De stem van een vreemde

logo

 

ALS IK MIJ afvraag, waarom ik nu juist deze bladzijden uit de kerkelijke dogmatiek van Barth vertaald heb, dan is daar, zoals vanzelf spreekt, geen bevredigend antwoord op te geven: deze bladzijden troffen mij bij de lektuur, ik bleef er — waarom? daarom! — even langer bij stilstaan en mijn pen stond al op het papier voor ik aan de rechtvaardiging daarvan toekwam. Gelukkig rechtvaardigt het stuk zichzelf.

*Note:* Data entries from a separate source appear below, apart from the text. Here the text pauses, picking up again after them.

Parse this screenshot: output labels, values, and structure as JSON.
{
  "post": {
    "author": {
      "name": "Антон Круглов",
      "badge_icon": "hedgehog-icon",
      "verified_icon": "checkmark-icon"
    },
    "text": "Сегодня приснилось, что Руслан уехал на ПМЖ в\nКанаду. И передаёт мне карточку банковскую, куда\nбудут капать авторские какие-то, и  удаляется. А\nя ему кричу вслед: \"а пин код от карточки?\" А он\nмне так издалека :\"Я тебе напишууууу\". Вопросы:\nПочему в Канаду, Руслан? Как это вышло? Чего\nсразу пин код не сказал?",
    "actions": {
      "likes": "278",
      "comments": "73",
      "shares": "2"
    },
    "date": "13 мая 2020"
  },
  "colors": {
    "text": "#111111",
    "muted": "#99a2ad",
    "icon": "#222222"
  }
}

EEN GEDACHTENGANG functioneert buiten het verband van het totale redebeleid geheel anders dan daarin. Dit bezwaar geldt bijzonder als wij een gedeelte uit de K.D. van Barth lichten, zoals wij nu doen. Elk stuk, elke gedachte, elke zin staat onder de pressie van de systematiek van het geheel (hetgeen overigens totaal iets anders is dan dat alles in het keurslijf van het gesloten systeem wordt ingeregen). Vanuit het geheel blijkt wat op zichzelf weinig nieuws schijnt te bevatten verrassend. Het gevoel, dat alle dingen alzo moeten zijn, verlaat ons tijdens de lektuur van de K.D. nergens. Het is alsof de druk der nooit verslappende, systematische denkkracht de zaken naar de plaats waar zij thuishoren stuwt, dat is ons luce clarius indien wij ons door de meester laten meevoeren.

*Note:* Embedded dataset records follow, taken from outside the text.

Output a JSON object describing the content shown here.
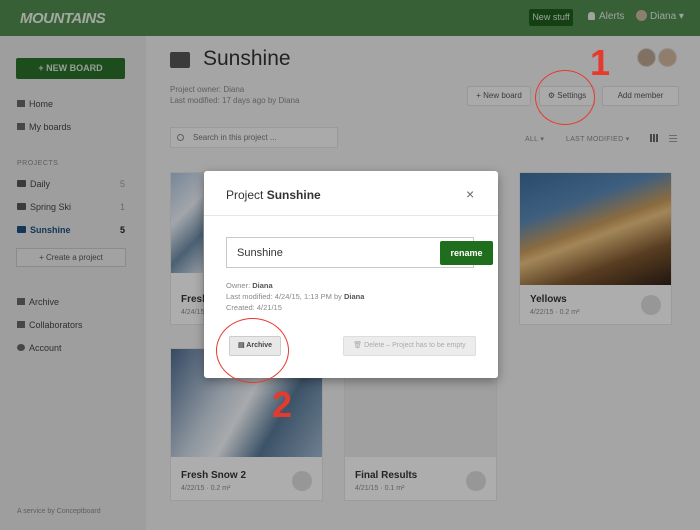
{
  "topbar": {
    "logo": "MOUNTAINS",
    "new_stuff": "New stuff",
    "alerts": "Alerts",
    "user": "Diana ▾"
  },
  "sidebar": {
    "new_board": "+ NEW BOARD",
    "nav": [
      {
        "label": "Home",
        "icon": "home-icon"
      },
      {
        "label": "My boards",
        "icon": "grid-icon"
      }
    ],
    "projects_heading": "PROJECTS",
    "projects": [
      {
        "label": "Daily",
        "count": "5"
      },
      {
        "label": "Spring Ski",
        "count": "1"
      },
      {
        "label": "Sunshine",
        "count": "5"
      }
    ],
    "create_project": "+ Create a project",
    "bottom_nav": [
      {
        "label": "Archive",
        "icon": "archive-icon"
      },
      {
        "label": "Collaborators",
        "icon": "people-icon"
      },
      {
        "label": "Account",
        "icon": "gear-icon"
      }
    ],
    "footer": "A service by  Conceptboard"
  },
  "header": {
    "title": "Sunshine",
    "owner": "Project owner: Diana",
    "modified": "Last modified: 17 days ago by Diana",
    "new_board": "+ New board",
    "settings": "⚙ Settings",
    "add_member": "Add member"
  },
  "toolbar": {
    "search_placeholder": "Search in this project ...",
    "filter_all": "ALL ▾",
    "sort": "LAST MODIFIED ▾"
  },
  "cards": [
    {
      "name": "Fresh",
      "date": "4/24/15"
    },
    {
      "name": "Yellows",
      "date": "4/22/15",
      "size": "0.2 m²"
    },
    {
      "name": "Fresh Snow 2",
      "date": "4/22/15",
      "size": "0.2 m²"
    },
    {
      "name": "Final Results",
      "date": "4/21/15",
      "size": "0.1 m²"
    }
  ],
  "modal": {
    "title_prefix": "Project ",
    "title_name": "Sunshine",
    "close": "×",
    "name_value": "Sunshine",
    "rename": "rename",
    "owner_label": "Owner: ",
    "owner": "Diana",
    "modified_label": "Last modified: 4/24/15, 1:13 PM by ",
    "modified_by": "Diana",
    "created": "Created: 4/21/15",
    "archive": "▤ Archive",
    "delete": "🗑 Delete – Project has to be empty"
  },
  "annotations": {
    "one": "1",
    "two": "2"
  },
  "colors": {
    "brand_green": "#4f8a4f",
    "button_green": "#1e6e1e",
    "annotation_red": "#e53a2e"
  }
}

DE BLADZIJDEN, waarvan ik u hier een vertaling aanbied, komen voor in K.D. IV 2 onder de paragraaf: de Heilige Geest en de stichting van de christelijke gemeente. Deze ecclesiologische paragraaf vormt een onderdeel van de leer der verzoening. Ook als Barth over de kerk gaat spreken, blijft zijn woord christocentrisch. Nergens worden de randen van zijn dogmatisch denken vaag: we blijven bij het hart betrokken. Door de Heilige Geest bouwt de Heer Jezus zijn lichaam, zijn gemeente, laat haar groeien, bewaart en ordent haar als gemeenschap van heiligen. Zo maakt Jezus door de kracht van zijn Geest deze gemeenschap geschikt om voorlopige gestalte en representatie te zijn van de heiliging der ganse mensenwereld. Deze gestalte is voorlopig, voor de tijd tussen opstanding en wederkomst van Christus, zij is vergankelijk, voorbijgaand, vernietigbaar, zij is ook bedreigd, aan gevaar “blootgesteld, aan gevaren van binnenuit en van buitenaf. Zij heeft geen enkele garantie in haarzelf deze gevaren te keren, de vernietiging te ontkomen; zij wordt bewaard en behouden door haar Heer, die door zijn Heilige Geest het grote wonder der heiliging aan haar voltrekt.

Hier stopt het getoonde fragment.